Vatican spokesman the Rev. Federico Lombardi confirmed that Benedict was indeed referring to the scandal. "That's a legitimate reading," he said. "You can apply (his comments) to the current situation."

In his letter to the Irish, Benedict chastised Irish bishops for failures in leadership and judgment. But he took no responsibility himself or for the Vatican, which many victims have blamed for being more concerned about protecting the church than children.

On Monday, the Vatican posted on its Web site what it claimed had been a long-standing church policy telling bishops that they should report abuse crimes to police, where civil laws require it.

But critics have said the guidelines were merely a deceptive attempt by Rome to rewrite history, designed to shield the Vatican from blame by shifting responsibility of dealing with abusive priests onto bishops.

The Rev.
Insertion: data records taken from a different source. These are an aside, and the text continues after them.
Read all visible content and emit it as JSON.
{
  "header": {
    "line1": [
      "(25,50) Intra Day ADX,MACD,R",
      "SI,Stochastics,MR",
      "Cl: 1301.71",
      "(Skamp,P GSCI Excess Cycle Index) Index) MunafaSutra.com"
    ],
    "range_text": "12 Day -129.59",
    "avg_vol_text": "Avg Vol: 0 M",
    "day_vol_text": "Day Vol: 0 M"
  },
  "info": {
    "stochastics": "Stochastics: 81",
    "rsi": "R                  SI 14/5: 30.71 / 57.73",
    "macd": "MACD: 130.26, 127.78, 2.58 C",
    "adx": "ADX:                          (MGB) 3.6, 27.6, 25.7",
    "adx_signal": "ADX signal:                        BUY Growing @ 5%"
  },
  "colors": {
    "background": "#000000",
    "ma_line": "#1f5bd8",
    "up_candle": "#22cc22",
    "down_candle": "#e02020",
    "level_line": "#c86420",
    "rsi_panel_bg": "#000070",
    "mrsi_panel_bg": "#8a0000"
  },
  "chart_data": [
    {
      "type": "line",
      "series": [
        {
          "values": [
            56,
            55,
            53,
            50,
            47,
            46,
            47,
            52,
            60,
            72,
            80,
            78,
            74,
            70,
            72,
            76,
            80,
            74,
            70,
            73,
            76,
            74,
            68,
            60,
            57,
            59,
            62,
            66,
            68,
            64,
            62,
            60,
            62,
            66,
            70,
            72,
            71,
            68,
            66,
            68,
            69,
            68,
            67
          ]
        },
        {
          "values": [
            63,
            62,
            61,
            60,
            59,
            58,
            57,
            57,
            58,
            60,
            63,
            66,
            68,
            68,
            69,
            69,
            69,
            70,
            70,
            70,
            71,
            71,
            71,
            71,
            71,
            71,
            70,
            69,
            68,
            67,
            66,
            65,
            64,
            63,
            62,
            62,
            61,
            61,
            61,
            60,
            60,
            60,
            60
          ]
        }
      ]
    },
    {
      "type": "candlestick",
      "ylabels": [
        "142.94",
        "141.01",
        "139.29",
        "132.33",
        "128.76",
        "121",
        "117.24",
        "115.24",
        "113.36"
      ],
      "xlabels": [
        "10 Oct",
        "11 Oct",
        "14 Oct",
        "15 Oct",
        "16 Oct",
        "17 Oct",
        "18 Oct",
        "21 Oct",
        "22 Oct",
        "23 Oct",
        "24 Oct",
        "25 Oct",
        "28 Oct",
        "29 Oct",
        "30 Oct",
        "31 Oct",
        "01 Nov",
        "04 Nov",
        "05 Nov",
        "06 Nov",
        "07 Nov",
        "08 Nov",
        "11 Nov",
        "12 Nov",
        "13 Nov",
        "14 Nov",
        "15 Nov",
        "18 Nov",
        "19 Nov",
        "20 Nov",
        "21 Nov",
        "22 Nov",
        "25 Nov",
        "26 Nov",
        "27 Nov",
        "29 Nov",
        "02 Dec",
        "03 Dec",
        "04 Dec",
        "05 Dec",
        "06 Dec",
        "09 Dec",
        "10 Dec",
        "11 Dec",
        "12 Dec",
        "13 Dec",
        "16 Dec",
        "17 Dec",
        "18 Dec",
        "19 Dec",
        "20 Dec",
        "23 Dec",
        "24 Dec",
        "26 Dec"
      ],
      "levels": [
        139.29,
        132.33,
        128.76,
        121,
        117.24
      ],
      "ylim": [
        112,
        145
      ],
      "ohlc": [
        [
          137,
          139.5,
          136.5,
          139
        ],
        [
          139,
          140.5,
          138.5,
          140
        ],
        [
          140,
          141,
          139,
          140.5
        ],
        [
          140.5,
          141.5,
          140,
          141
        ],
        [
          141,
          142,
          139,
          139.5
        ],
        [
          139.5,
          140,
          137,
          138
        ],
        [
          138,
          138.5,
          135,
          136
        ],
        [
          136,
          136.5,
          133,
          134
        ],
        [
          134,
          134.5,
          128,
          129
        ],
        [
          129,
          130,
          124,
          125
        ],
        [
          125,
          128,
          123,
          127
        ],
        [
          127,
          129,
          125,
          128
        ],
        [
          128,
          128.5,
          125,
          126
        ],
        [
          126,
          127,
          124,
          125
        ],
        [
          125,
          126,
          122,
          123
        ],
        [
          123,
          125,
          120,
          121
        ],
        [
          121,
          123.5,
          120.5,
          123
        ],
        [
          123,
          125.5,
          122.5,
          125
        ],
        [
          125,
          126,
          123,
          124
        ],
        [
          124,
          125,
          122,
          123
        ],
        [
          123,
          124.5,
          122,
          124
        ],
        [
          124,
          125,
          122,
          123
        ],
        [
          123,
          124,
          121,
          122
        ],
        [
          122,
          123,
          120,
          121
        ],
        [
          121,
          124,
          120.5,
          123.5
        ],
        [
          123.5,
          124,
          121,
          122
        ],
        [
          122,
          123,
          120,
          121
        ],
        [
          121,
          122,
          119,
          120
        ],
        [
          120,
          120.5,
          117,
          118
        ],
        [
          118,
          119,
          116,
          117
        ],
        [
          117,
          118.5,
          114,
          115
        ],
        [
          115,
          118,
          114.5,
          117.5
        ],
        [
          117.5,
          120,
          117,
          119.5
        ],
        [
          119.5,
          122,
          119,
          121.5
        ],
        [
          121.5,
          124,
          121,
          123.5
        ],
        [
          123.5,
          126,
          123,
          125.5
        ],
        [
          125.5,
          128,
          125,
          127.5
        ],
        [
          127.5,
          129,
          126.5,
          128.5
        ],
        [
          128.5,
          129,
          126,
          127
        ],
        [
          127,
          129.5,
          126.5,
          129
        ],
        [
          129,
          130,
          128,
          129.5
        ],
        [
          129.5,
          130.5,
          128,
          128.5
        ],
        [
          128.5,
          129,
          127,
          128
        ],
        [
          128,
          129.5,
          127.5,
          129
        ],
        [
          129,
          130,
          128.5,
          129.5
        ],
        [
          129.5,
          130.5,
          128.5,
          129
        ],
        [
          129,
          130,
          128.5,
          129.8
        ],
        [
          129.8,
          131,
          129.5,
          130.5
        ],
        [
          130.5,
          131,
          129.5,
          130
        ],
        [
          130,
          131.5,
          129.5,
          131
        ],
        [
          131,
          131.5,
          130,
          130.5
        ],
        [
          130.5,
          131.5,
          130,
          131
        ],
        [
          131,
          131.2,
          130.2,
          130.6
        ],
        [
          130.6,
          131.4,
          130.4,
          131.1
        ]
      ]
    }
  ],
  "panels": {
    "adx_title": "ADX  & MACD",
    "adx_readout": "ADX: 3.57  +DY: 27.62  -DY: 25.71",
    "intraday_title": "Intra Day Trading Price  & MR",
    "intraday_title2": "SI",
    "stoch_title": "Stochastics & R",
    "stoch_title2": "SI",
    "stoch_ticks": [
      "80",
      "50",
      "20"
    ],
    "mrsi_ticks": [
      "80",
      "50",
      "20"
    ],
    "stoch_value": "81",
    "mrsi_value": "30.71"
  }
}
Thomas P. Doyle, a canon lawyer who has been the main expert witness for victims in hundreds of lawsuits, called the guidelines a "failed attempt at damage control through revision of history."

He noted that senior Vatican officials, including the current Vatican No. 2, Cardinal Tarcisio Bertone, in 2002 were quoted as saying the church shouldn't require bishops to report abusive priests to police because it would violate the trust the two shared.

"In practice, the policy has been to avoid contact with civil authorities and to cover up the crimes and the criminals," Doyle wrote in an article this week. "The newly created canonical tradition of referral to civil authorities is the result of one thing: public outrage, the exposure from the media and the pressure for accountability in civil courts."